5. Finally, I just came across a notice on the Antitrust & Competition Policy Blog for a new book by Björn Lundkvist titled Standardiaation Under EU Competition Rules and US Antitrust Laws: The Rise and Limits of Self-Regulation (Edward Elgar Press 2014). I'll see if I can get our library to acquire a copy. In the meantime, here's the book description from Elgar's website:
Standardization under EU Competition Rules and US Antitrust Laws offers comparative insight into how technology standards and the standard setting process are regulated under United States antitrust law and European Union competition rules respectively. The current focus on single firms’ use of patents to exclude competition, for example, patent and FRAND ambush, is discussed, as well as the forms of collaboration making up the standardization process. Bjorn Lundqvist analyses the standardization process, looking, for example, at the agreements and the conduct of firms prior to the enactment of a technology standard by a Standard Setting Organisation. Lundqvist asks whether these collaborations are more of an antitrust problem in themselves than the problems (such as ‘patent thickets’, ‘anticommons’, ‘royalty stacking’ and patent/FRAND ambush) they are designed to resolve. . . .

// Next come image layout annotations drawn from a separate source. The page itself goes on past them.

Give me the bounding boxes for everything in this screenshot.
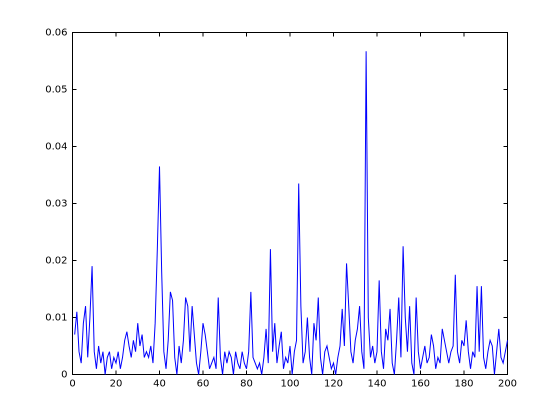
y-tick-label: 0.06 [45,28,67,39]
y-tick-label: 0.01 [45,313,67,324]
x-tick-label: 100 [280,379,299,390]
x-tick-label: 20 [110,379,123,390]
x-tick-label: 0 [69,379,75,390]
y-tick-label: 0 [61,370,67,381]
x-tick-label: 120 [324,379,343,390]
x-tick-label: 40 [153,379,166,390]
x-tick-label: 80 [240,379,253,390]
y-tick-label: 0.03 [45,199,67,210]
x-tick-label: 60 [197,379,210,390]
x-tick-label: 200 [498,379,517,390]
x-tick-label: 160 [411,379,430,390]
y-tick-label: 0.05 [45,85,67,96]
data-line [74,51,508,375]
x-tick-label: 140 [367,379,386,390]
y-tick-label: 0.02 [45,256,67,267]
axes-box [72,32,508,375]
x-tick-label: 180 [454,379,473,390]
y-tick-label: 0.04 [45,142,67,153]
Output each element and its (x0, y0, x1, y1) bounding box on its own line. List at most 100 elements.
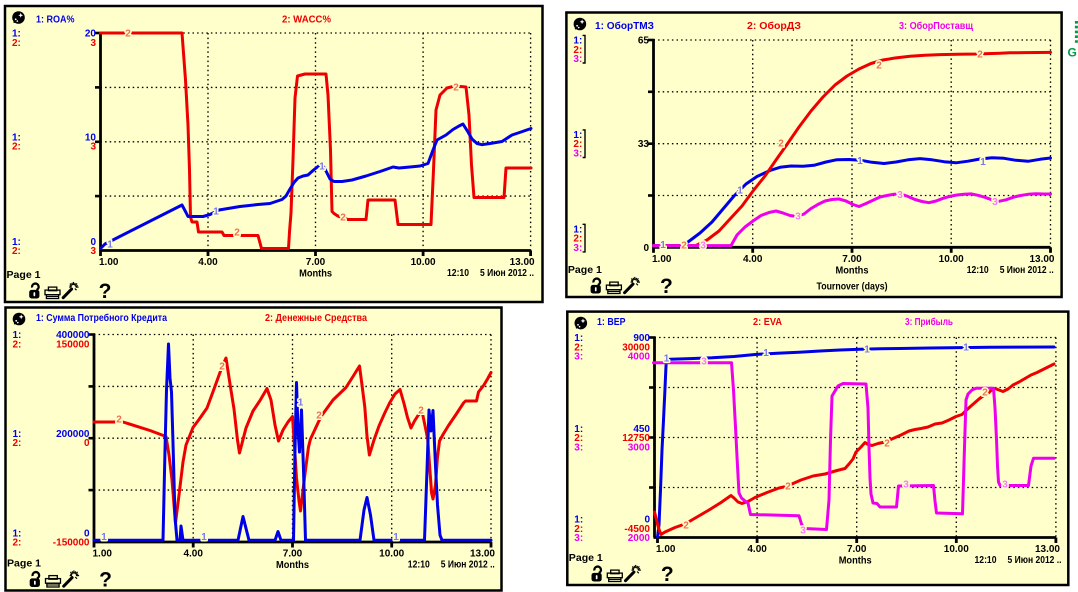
svg-text:5 Июн 2012 ..: 5 Июн 2012 .. (1000, 265, 1054, 276)
svg-text:4.00: 4.00 (183, 549, 203, 560)
svg-text:4000: 4000 (628, 352, 651, 363)
svg-text:4.00: 4.00 (198, 257, 218, 268)
svg-text:2: 2 (316, 411, 322, 422)
svg-text:2: 2 (884, 439, 890, 450)
svg-text:2: WACC%: 2: WACC% (282, 15, 331, 26)
svg-text:1:: 1: (574, 424, 583, 435)
svg-text:3: 3 (800, 526, 806, 537)
svg-text:1: 1 (319, 162, 325, 173)
svg-text:13.00: 13.00 (470, 549, 495, 560)
svg-text:2:: 2: (12, 142, 21, 153)
svg-text:1: 1 (201, 532, 207, 543)
svg-text:2: 2 (219, 362, 225, 373)
svg-text:0: 0 (90, 237, 96, 248)
svg-text:1.00: 1.00 (652, 254, 672, 265)
svg-text:1:: 1: (574, 515, 583, 526)
svg-text:1: BEP: 1: BEP (597, 317, 626, 328)
svg-text:2:: 2: (573, 234, 582, 245)
svg-text:10: 10 (85, 132, 97, 143)
svg-text:3: ОборПоставщ: 3: ОборПоставщ (899, 20, 973, 32)
svg-text:3:: 3: (574, 352, 583, 363)
svg-text:Months: Months (836, 265, 869, 276)
svg-text:Page 1: Page 1 (7, 269, 41, 281)
svg-text:12:10: 12:10 (975, 555, 997, 566)
svg-text:1: 1 (664, 354, 670, 365)
svg-text:Months: Months (276, 560, 309, 571)
svg-text:2:: 2: (574, 342, 583, 353)
svg-text:3: Прибыль: 3: Прибыль (905, 316, 953, 328)
svg-text:0: 0 (644, 515, 650, 526)
svg-text:1: 1 (857, 156, 863, 167)
svg-text:1.00: 1.00 (656, 544, 676, 555)
svg-text:Months: Months (839, 556, 872, 567)
svg-text:2:: 2: (574, 433, 583, 444)
svg-text:2: EVA: 2: EVA (753, 317, 782, 328)
svg-text:Page 1: Page 1 (568, 264, 602, 276)
svg-text:Months: Months (299, 269, 332, 280)
svg-text:2000: 2000 (628, 533, 651, 544)
svg-text:7.00: 7.00 (842, 254, 862, 265)
svg-text:Page 1: Page 1 (569, 552, 603, 564)
svg-text:4.00: 4.00 (743, 254, 763, 265)
svg-text:3:: 3: (574, 442, 583, 453)
svg-text:2: Денежные Средства: 2: Денежные Средства (265, 313, 367, 324)
svg-text:2: 2 (418, 406, 424, 417)
svg-text:0: 0 (643, 243, 649, 254)
svg-text:?: ? (661, 563, 674, 586)
svg-text:2:: 2: (12, 38, 21, 49)
svg-text:-150000: -150000 (53, 538, 90, 549)
svg-text:20: 20 (85, 29, 97, 40)
svg-text:1: ROA%: 1: ROA% (36, 15, 75, 26)
svg-text:7.00: 7.00 (306, 257, 326, 268)
svg-text:2: ОборДЗ: 2: ОборДЗ (747, 20, 801, 32)
svg-text:1: 1 (963, 343, 969, 354)
svg-text:2: 2 (681, 241, 687, 252)
svg-text:2: 2 (785, 482, 791, 493)
svg-text:10.00: 10.00 (939, 254, 964, 265)
svg-text:12:10: 12:10 (967, 265, 989, 276)
svg-text:3: 3 (795, 212, 801, 223)
svg-text:?: ? (99, 280, 112, 303)
svg-text:1:: 1: (12, 132, 21, 143)
svg-text:2:: 2: (573, 139, 582, 150)
svg-text:1:: 1: (13, 429, 22, 440)
svg-text:?: ? (99, 569, 112, 592)
svg-text:1:: 1: (573, 225, 582, 236)
svg-text:1.00: 1.00 (93, 549, 113, 560)
svg-text:3: 3 (700, 241, 706, 252)
svg-text:3: 3 (1002, 480, 1008, 491)
svg-text:1: 1 (101, 532, 107, 543)
svg-text:1: 1 (864, 345, 870, 356)
svg-text:1: 1 (107, 240, 113, 251)
svg-text:200000: 200000 (56, 429, 90, 440)
svg-text:1: 1 (393, 532, 399, 543)
svg-text:3:: 3: (573, 149, 582, 160)
svg-text:13.00: 13.00 (1029, 254, 1054, 265)
svg-text:33: 33 (638, 139, 650, 150)
svg-text:2:: 2: (13, 538, 22, 549)
svg-text:5 Июн 2012 ..: 5 Июн 2012 .. (441, 560, 495, 571)
svg-text:2:: 2: (12, 246, 21, 257)
svg-text:2:: 2: (573, 45, 582, 56)
svg-text:1:: 1: (12, 237, 21, 248)
svg-text:1:: 1: (573, 130, 582, 141)
svg-text:Page 1: Page 1 (7, 558, 41, 570)
svg-text:3000: 3000 (628, 442, 651, 453)
svg-text:2: 2 (876, 61, 882, 72)
svg-text:1:: 1: (573, 36, 582, 47)
svg-text:1: 1 (763, 348, 769, 359)
svg-text:5 Июн 2012 ..: 5 Июн 2012 .. (480, 268, 534, 279)
svg-text:0: 0 (84, 528, 90, 539)
svg-text:G: G (1068, 46, 1077, 60)
svg-text:-4500: -4500 (624, 524, 650, 535)
svg-text:3: 3 (90, 246, 96, 257)
svg-text:450: 450 (633, 424, 650, 435)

Standardization under EU Competition Rules and US Antitrust Laws is a comprehensive and detailed legal analysis of standard-setting procedure and the regulation of standard essential patents. It deals with the competition law aspects of competitors' collaboration to create technical standards, as well as the contentious antitrust issues regarding access to standards and standard essential patents.
The book shows that there is a clear difference between how standardization is scrutinized and judged in the two jurisdictions. In general, US courts use intellectual property law to address access to standard essential patents, while European courts utilize antitrust rules. Both avenues hold their specific benefits and disadvantages. However, the dichotomy between the tools used in the two jurisdictions also, according to the author, mirror a more fundamental change in attitude to central notions and values such as property, fairness, equity, public interest and competition.
Offering in-depth analysis of the case law currently being written in courtrooms all over the world under the so-called ‘patent war’, the book puts forward a new method for applying competition law to standards and standard-setting – in both its collusive and monopolistic aspects – that will be of special interest to students, academics and practitioners.